Настойка оказалась сладкой и терпкой.
– Очень похоже на ликёр.
– Лучше, лучше всякого ликёра, хозяюшка моя мастерица по кулинарной части.
Насыщение подступило внезапно, в какой-то миг Кислицин почувствовал, что не в состоянии проглотить ни куска.
– Спасибо огромное. Больше не могу. Никогда так вкусно не ел, – и это было правдой.
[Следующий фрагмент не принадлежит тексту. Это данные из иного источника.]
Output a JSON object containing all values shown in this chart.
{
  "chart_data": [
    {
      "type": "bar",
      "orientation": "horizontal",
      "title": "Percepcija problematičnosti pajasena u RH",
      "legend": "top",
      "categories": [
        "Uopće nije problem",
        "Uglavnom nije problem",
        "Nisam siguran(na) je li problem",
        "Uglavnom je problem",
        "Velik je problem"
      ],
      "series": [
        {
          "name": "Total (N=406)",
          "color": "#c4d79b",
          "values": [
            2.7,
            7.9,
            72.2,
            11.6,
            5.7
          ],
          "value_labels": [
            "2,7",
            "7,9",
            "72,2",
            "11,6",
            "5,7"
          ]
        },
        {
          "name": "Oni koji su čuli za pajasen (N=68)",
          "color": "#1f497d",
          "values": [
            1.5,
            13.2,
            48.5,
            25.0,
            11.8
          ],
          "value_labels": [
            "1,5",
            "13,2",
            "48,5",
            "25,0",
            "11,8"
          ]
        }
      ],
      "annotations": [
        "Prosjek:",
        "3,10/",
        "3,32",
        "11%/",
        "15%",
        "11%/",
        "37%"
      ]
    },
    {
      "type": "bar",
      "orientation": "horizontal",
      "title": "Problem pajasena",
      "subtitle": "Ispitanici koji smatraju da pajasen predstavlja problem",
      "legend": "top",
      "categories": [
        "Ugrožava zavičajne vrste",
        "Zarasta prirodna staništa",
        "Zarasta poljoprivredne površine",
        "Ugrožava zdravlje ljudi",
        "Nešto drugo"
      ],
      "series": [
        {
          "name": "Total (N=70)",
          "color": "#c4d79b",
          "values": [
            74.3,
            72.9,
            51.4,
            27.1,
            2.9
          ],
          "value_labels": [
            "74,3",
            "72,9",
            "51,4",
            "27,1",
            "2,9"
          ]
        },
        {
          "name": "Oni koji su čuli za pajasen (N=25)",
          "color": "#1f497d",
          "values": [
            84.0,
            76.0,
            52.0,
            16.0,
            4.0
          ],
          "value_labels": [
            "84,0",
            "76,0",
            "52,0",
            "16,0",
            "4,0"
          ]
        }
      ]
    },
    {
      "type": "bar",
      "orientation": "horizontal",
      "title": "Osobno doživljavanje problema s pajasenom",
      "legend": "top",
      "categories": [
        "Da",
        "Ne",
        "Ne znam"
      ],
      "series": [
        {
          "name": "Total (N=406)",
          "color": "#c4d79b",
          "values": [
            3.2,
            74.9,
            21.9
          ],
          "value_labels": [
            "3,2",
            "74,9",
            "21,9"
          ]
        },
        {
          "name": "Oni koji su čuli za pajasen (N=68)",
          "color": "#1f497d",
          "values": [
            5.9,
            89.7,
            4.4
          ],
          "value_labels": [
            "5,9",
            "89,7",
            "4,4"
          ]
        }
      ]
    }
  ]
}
– Наелся и хорошо, – Илья Ефимович тоже отодвинул тарелку, – ты вот, сынок, ел и думал, мол, еда такая очень вредна для здоровья. А я тебе так скажу, еда не может быть вредной, если в меру и слушая себя. Тебе же понравилось?
– Ещё как!
– Ничего тут вредного нет, почти всё с огорода, своего хозяйства, а остальное покупаем только у проверенных продавцов. У нас тут несколько жильцов коров держат, молоко, сметана, масло – всё натуральное.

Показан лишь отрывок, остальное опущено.